Não tenho visitado o blog, como já referi, mas continuei a ler todos os emails que recebia e continuei as minhas pesquisas, as minhas leituras... ontem ouvi Manuel Correia de Oliveira a cantar Roseira Brava (acrescentei a letra no final do email).
Quando era pequena e passavam aqueles pequenos documentários sobre a Guerra, as imagens eram sempre as mesmas, homens lutando para andar, enterrados em lama e àgua até ao pescoço, com os braços esticados para o céu segurando as armas, caminhando entre vegetação fustigada pelo corropio do helicóptero que se aproximava, carregando dois a dois, longos panos brancos com corpos mutilados... e a música era quase sempre esta: Roseira Brava de Manuel Correia de Oliveira. Por isso quando ontem a ouvi, tornei a ver tudo de novo. E pela primeira vez, hoje, depois de ter conseguido estes dados há mais de dois anos, contactei , ou tentei contactar colegas do meu pai: da mesma secção.
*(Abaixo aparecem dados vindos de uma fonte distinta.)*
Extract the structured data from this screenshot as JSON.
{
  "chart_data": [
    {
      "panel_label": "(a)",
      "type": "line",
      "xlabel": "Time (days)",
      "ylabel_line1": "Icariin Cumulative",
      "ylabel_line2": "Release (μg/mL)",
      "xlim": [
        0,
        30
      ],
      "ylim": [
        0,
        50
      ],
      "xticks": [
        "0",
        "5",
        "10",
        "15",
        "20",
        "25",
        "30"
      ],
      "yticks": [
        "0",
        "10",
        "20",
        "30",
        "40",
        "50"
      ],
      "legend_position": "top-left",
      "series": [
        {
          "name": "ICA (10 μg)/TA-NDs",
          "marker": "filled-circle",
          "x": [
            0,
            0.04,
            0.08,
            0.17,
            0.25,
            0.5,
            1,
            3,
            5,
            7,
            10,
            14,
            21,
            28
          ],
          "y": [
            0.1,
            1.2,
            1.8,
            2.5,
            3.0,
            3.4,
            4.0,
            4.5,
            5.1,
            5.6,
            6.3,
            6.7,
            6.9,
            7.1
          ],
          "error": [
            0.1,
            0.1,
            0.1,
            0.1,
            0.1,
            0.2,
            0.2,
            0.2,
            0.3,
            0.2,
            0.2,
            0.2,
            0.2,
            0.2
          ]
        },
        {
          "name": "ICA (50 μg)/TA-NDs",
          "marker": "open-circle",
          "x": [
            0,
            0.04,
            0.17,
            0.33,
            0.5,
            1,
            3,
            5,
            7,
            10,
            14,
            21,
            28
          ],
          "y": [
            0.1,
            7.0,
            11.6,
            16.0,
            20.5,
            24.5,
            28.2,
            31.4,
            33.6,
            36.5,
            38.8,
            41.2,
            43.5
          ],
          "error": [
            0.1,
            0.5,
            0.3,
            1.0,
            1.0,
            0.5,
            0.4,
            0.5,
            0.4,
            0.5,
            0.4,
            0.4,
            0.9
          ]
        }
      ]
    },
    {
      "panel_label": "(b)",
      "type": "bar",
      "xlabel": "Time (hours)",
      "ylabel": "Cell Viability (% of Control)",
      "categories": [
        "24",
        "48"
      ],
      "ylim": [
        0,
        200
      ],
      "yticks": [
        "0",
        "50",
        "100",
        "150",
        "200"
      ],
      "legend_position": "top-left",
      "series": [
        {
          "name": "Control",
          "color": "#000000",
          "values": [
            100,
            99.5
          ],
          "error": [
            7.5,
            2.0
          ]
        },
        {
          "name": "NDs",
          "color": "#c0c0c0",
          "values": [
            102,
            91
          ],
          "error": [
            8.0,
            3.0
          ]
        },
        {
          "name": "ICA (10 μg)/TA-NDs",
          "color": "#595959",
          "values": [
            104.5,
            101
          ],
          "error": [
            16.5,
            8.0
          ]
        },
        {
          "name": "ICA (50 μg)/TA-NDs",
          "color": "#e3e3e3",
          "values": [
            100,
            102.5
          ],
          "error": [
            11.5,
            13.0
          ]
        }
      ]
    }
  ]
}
Confesso que rezava enquanto marcava o número, não ferir ninguém a perguntar por alguém que poderia já cá não estar. A maior parte dos números já não eram reconhecidos, outros, não atenderam, restando apenas três. Três da lista de secção que eu tinha : 1 atirador, condutor e um furriel.
Tentei da melhor forma explicar porque ligava, até que a senhora que me atendeu, interrompe as minhas desculpas com "está engana, o meu marido nunca esteve na tropa". Titubeei ainda que estava com os dados do senhor à frente, mas a resposta foi irredutível e breve na despedida.O segundo, que sim, tinha estado, mas de repente, quando lhe pergunto se conhecia alguém daquela secção, não, não tinha estado lá como militar, mas como empresário. Mais uma vez apresentei as minhas desculpas pelo engano. Concluí que, ou tinham sido cometidos muitos enganos, nas listas de batalhões, ou então havia alguém que preferia não falar desses tempos.
Mas a parte que me levou a falar disto foi o último telefonema: fui imediatamente advertida que não queria comprar nada (e lembrei-me da minha mãe, que sózinha em casa, cada toque do telefone é um sobressalto de alma quando a maior parte das vezes é de facto alguém a querer vender... qualquer coisa. Este senhor tinha uma voz triste e tão desalentada que o ouvi com o coração apertado (até porque praticamente não me deixou falar muito): os filhos estão longe e indiferentes e sozinho queixa-se do que fez por eles e principalmente dos sonhos que ainda hoje o atormentam; este sim, confirmou lá ter estado, mas foi quase com raiva que se distanciou de pessoas ou pormenores de então. Raiva de muita coisa, raiva de ainda não ter tranquilidade ao cabo de todos estes anos. "É esta vida, que é uma porcaria sabe...". Falei-lhe dos apoios que poderia ter, gratuitamente, ou quase, na APVG, nos grupos imensos de pessoas que se encontram todos os anos e misturam lágrimas com sorrisos, numa catarse daquele mal que nunca saiu completamente; mas já não me ouvia e desligou a chorar.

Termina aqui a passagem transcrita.